En Belgique, le développement industriel du gaming est aussi en croissance. En 2020, cette activité a généré un revenu annuel de 270 millions EUR et le nombre de studios de développement de jeux est passé de 65 en 2014 à 114 en 2020, dont 82 studios situés en Flandre, 13 à Bruxelles et 19 studios Wallonie (dont la grande majorité ont moins de 5 ans et compte moins de 10 employés).

La taille modeste du gaming belge s'explique en partie par un plus faible accès aux financements privés et publics et une structuration du secteur plus récente. Pourtant, le potentiel économique du jeu vidéo dans le pays et en Wallonie est considérable car la Région dispose d'un écosystème de studios de développement de jeux dynamiques, avec plusieurs poids lourds (Fishing Cactus, Appeal, Wild Bishop, Abrakam…) qui tirent le secteur vers le haut et un réservoir important de créatifs dont la qualité est reconnue internationalement.

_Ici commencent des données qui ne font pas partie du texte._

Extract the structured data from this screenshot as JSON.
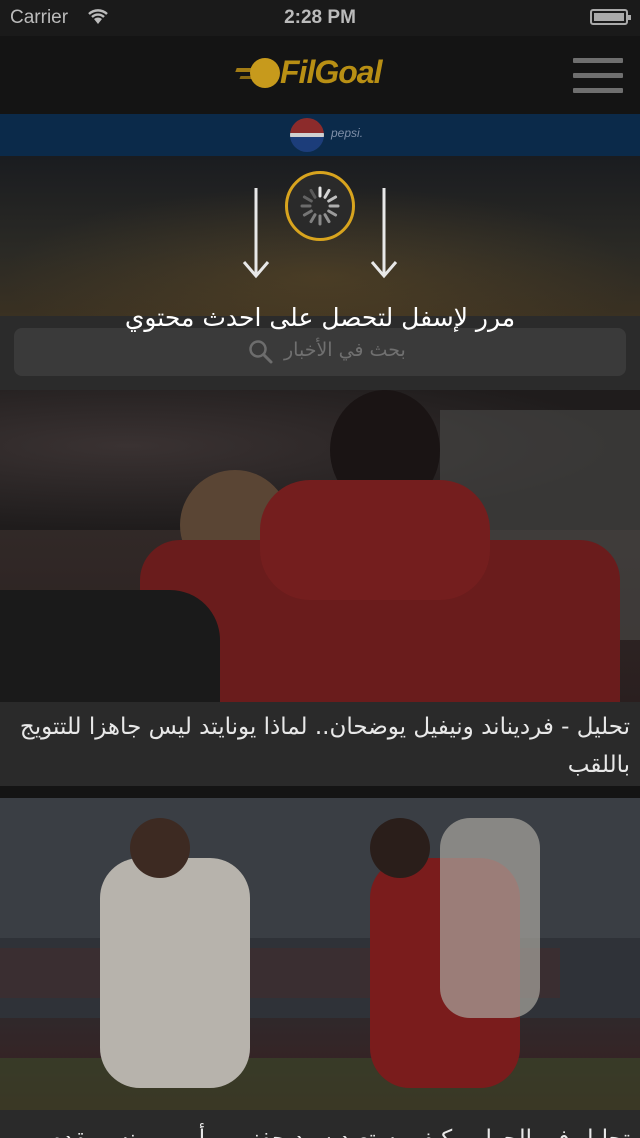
{
  "status_bar": {
    "carrier": "Carrier",
    "time": "2:28 PM",
    "battery_level": 0.95
  },
  "header": {
    "logo_text": "FilGoal",
    "menu_icon": "hamburger-menu-icon"
  },
  "sponsor": {
    "brand": "pepsi."
  },
  "refresh": {
    "instruction": "مرر لإسفل لتحصل على احدث محتوي",
    "spinner_icon": "loading-spinner-icon",
    "arrow_icon": "arrow-down-icon",
    "accent_color": "#d8a41e"
  },
  "search": {
    "placeholder": "بحث في الأخبار",
    "icon": "search-icon"
  },
  "articles": [
    {
      "title": "تحليل - فرديناند ونيفيل يوضحان.. لماذا يونايتد ليس جاهزا للتتويج باللقب"
    },
    {
      "title": "تحليل في الجول - كيف يستعيد سيد حفني .. أيمن يونس يقدم"
    }
  ]
}
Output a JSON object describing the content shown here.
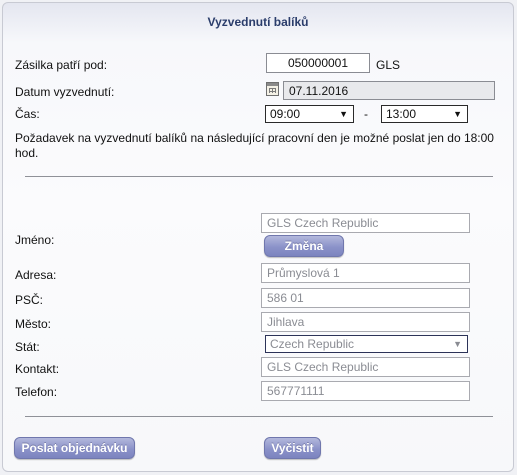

Quels sont les possibilités de soutiens pour les porteurs de projets actuels ? Comment les entrepreneurs peuvent-ils bénéficier d’aides pour développer et commercialiser des produits à rayonnement international ? Nous en avons parlé sur le Belgian Pavillon de la Gamescom avec Sophie Augurelle et Vincent Wattiez chargés de projets chez Wallimage Entreprises. Etat des lieux et des pistes d’actions.

AWEX : Bonjour Sophie, bonjour Vincent, pourriez-vous d’abord nous rappeler qui est Wallimage ?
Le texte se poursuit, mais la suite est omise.